I have been working on setting up continuous fuzzing of ignition through OSS-fuzz here: https://github.com/google/oss-fuzz/pull/5368

For those unfamiliar: Fuzzing is a way of testing applications whereby pseudo-random data is passed to a program with the goal of finding bugs and vulnerabilities. It has been effective in finding bugs in many open source projects. Google's OSS-fuzz project offers free CPU-power and infrastructure for critical open source projects to run their fuzzers continuously. I have written an article here about an example of why it is important to run your fuzzers continuously: https://adalogics.com/blog/the-importance-of-continuity-in-fuzzing-cve-2020-28362

All that is needed to finish the integration application of ignition is at least one maintainers email address for bug reports.

[bgilbert]

Thanks for pursuing this!

All that is needed to finish the integration application of ignition is at least one maintainers email address for bug reports.

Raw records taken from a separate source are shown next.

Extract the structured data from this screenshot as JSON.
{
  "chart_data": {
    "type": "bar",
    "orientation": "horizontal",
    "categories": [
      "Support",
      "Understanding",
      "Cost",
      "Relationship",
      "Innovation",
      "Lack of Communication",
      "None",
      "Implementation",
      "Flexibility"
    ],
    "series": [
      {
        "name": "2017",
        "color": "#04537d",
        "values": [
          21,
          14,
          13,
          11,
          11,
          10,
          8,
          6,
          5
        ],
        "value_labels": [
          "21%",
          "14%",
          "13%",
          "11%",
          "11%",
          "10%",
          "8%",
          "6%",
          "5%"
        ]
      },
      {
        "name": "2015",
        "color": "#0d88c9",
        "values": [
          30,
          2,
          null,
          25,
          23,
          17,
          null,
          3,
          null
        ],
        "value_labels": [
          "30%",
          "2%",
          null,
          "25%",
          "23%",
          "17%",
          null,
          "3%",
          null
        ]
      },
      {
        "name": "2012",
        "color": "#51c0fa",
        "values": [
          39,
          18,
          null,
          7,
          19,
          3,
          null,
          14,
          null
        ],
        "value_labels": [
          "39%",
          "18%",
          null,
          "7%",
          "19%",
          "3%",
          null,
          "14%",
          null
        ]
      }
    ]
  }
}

It turns out that your question has inadvertently prompted some infrastructure work that we needed to do anyway. We're working on getting you an address you can use.

[AdamKorcz]

Thank you for letting me know. In case there is anything I can do to help on the fuzzing side, please do not hesitate to let me know.

[cverna]

Opened a Fedora infra ticket to get a new mailing list we can use for that https://pagure.io/fedora-infrastructure/issue/9776.

[bgilbert]

@AdamKorcz I've sent the contact address to the email in your GitHub profile.

[AdamKorcz]

@bgilbert Well received. The email address will be publicly visible on the OSS-fuzz repository. Shall we still use it?

[bgilbert]

Yeah, let's proceed anyway. The address isn't inherently secret; I'm just hoping to limit spam volume. Thanks for double-checking.